Gubbio, 08 maggio 2021 – Si comunicano di seguito le condizioni cliniche dei due pazienti rimasti feriti durante l’esplosione avvenuta il 7 maggio presso un’azienda situata a vocabolo Canne Greche di Gubbio, ricoverati all’ospedale di Gubbio-Gualdo Tadino (Branca).

Un uomo, classe 1989 di Gubbio, che ha riportato vaste ustioni su tutto il corpo, è stato operato in urgenza ieri sera dall’equipe della chirurgia ricostruttiva, diretta dal dottor Marino Cordellini, che si è avvalsa della fondamentale collaborazione – oltre che degli anestesisti – dei medici otorini ed oculisti. La prognosi è di 30 giorni.

L’altro paziente, classe 1993 di Gubbio, è ricoverato in OBI (osservazione breve intensiva) con un trauma alla colonna vertebrale e qualche ustione e prognosi di 30 giorni. I due i vigili del fuoco intossicati o feriti durante il soccorso – uno che aveva inalato dei vapori ed un altro che era arrivato al pronto soccorso con un corpo estraneo in un occhio – sono stati dimessi dall’ospedale dopo poche ore.

Uno dei feriti, infine, già da ieri sera si trova ricoverato al centro grandi ustioni di Cesena in condizioni gravi. Le salme dei due deceduti sul posto (un uomo ed una donna) attualmente sono all’obitorio dell’ospedale di Branca.

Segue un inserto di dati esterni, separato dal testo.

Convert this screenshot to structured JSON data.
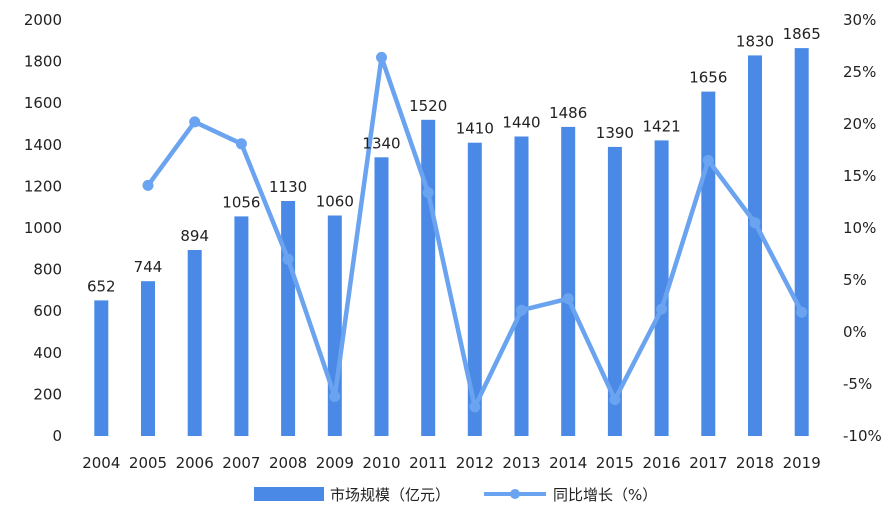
{
  "chart_data": {
    "type": "bar+line",
    "categories": [
      "2004",
      "2005",
      "2006",
      "2007",
      "2008",
      "2009",
      "2010",
      "2011",
      "2012",
      "2013",
      "2014",
      "2015",
      "2016",
      "2017",
      "2018",
      "2019"
    ],
    "series": [
      {
        "name": "市场规模（亿元）",
        "type": "bar",
        "axis": "left",
        "color": "#4a8ae6",
        "values": [
          652,
          744,
          894,
          1056,
          1130,
          1060,
          1340,
          1520,
          1410,
          1440,
          1486,
          1390,
          1421,
          1656,
          1830,
          1865
        ],
        "data_labels": [
          "652",
          "744",
          "894",
          "1056",
          "1130",
          "1060",
          "1340",
          "1520",
          "1410",
          "1440",
          "1486",
          "1390",
          "1421",
          "1656",
          "1830",
          "1865"
        ]
      },
      {
        "name": "同比增长（%）",
        "type": "line",
        "axis": "right",
        "color": "#6aa3ef",
        "values": [
          null,
          14.1,
          20.2,
          18.1,
          7.0,
          -6.2,
          26.4,
          13.4,
          -7.2,
          2.1,
          3.2,
          -6.5,
          2.2,
          16.5,
          10.5,
          1.9
        ]
      }
    ],
    "y_left": {
      "min": 0,
      "max": 2000,
      "step": 200,
      "tick_labels": [
        "0",
        "200",
        "400",
        "600",
        "800",
        "1000",
        "1200",
        "1400",
        "1600",
        "1800",
        "2000"
      ]
    },
    "y_right": {
      "min": -10,
      "max": 30,
      "step": 5,
      "tick_labels": [
        "-10%",
        "-5%",
        "0%",
        "5%",
        "10%",
        "15%",
        "20%",
        "25%",
        "30%"
      ]
    },
    "grid": false,
    "legend_position": "bottom-center"
  }
}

Le vittime sono Samuel Cuffaro di 19 anni ed Elisabetta D’Innocenti di 52. Due gli indagati nel fascicolo aperto dalla Procura

Lunedì presidio di Cgil, Cisl e Uil sotto la prefettura a Perugia

“Inaccettabile. Quello che continua ad accadere in Umbria, come nel resto del Paese è semplicemente inaccettabile. Non ci vogliamo rassegnare a questo stillicidio di vittime inermi”. Ad affermarlo in una nota unitaria sono Cgil, Cisl e Uil dell’Umbria che annunciano per lunedì 10 maggio un presidio dalle ore 10.00 sotto la prefettura di Perugia, con richiesta di incontro al prefetto Armando Gradone. “A sua eccellenza vogliamo ribadire che è necessario adeguare la nostra società alla sicurezza, costruendo prima di tutto una cultura del lavoro in sicurezza. Perché deve essere inaccettabile l’improvvisare, l’arrangiarsi, il rischiare nel lavoro. O si fa questo salto – continuano Cgil, Cisl e Uil – oppure è inutile e da ipocriti piangere queste giovani vite spezzate”.

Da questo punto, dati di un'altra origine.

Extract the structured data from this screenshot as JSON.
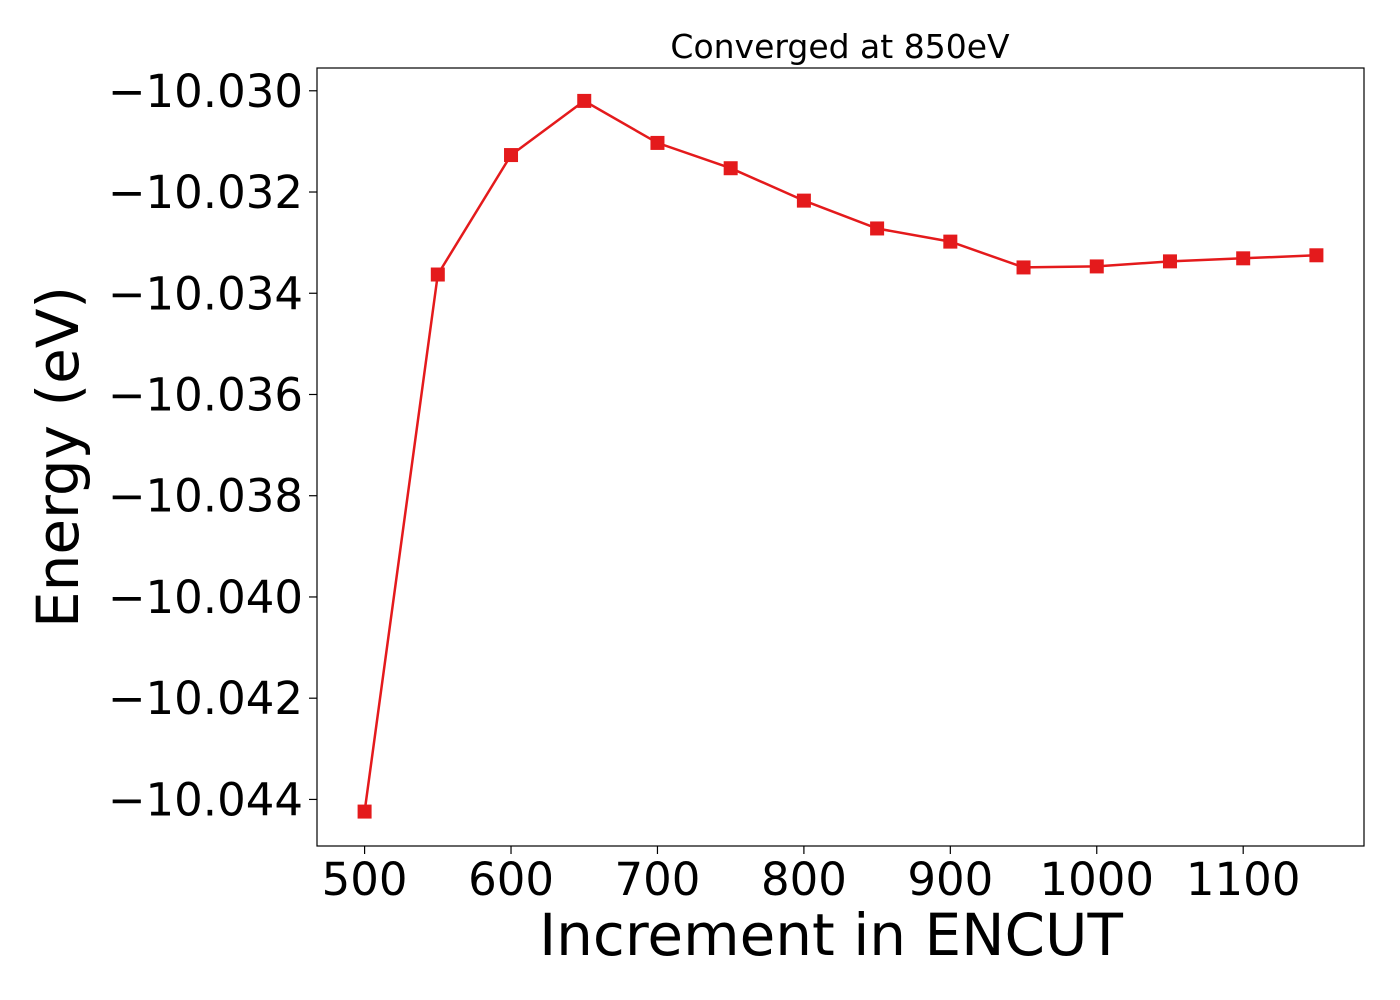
{
  "chart_data": {
    "type": "line",
    "title": "Converged at 850eV",
    "xlabel": "Increment in ENCUT",
    "ylabel": "Energy (eV)",
    "xlim": [
      467.5,
      1182.5
    ],
    "ylim": [
      -10.04492,
      -10.02955
    ],
    "x_ticks": [
      500,
      600,
      700,
      800,
      900,
      1000,
      1100
    ],
    "x_tick_labels": [
      "500",
      "600",
      "700",
      "800",
      "900",
      "1000",
      "1100"
    ],
    "y_ticks": [
      -10.03,
      -10.032,
      -10.034,
      -10.036,
      -10.038,
      -10.04,
      -10.042,
      -10.044
    ],
    "y_tick_labels": [
      "−10.030",
      "−10.032",
      "−10.034",
      "−10.036",
      "−10.038",
      "−10.040",
      "−10.042",
      "−10.044"
    ],
    "grid": false,
    "series": [
      {
        "color": "#e41a1c",
        "marker": "square",
        "x": [
          500,
          550,
          600,
          650,
          700,
          750,
          800,
          850,
          900,
          950,
          1000,
          1050,
          1100,
          1150
        ],
        "y": [
          -10.04424,
          -10.03363,
          -10.03127,
          -10.0302,
          -10.03103,
          -10.03153,
          -10.03217,
          -10.03272,
          -10.03298,
          -10.03349,
          -10.03347,
          -10.03337,
          -10.03331,
          -10.03325
        ]
      }
    ]
  }
}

Al prefetto i sindacati annunceranno inoltre l’avvio di iniziative di lotta, “necessarie per ottenere questo cambiamento”. “E siccome c’è una responsabilità collettiva di quello che succede, istituzioni, associazioni di categoria, enti di controllo – continuano Cgil, Cisl e Uil dell’Umbria – queste lotte non possono pagarle solo i lavoratori. È ora che anche le imprese mettano la loro parte, se come dicono anche per loro questa è una priorità”.
Intanto, anche sul piano nazionale le segreterie di Cgil, Cisl e Uil, in stretto contatto in queste ore con l’Umbria, stanno predisponendo iniziative e mobilitazioni. “Basta morti per il lavoro, basta ritualità postuma – concludono i tre sindacati umbri – Serve intervenire subito e con decisione. Il Governo, la Regione, tutti gli organi preposti, facciamo la loro parte”.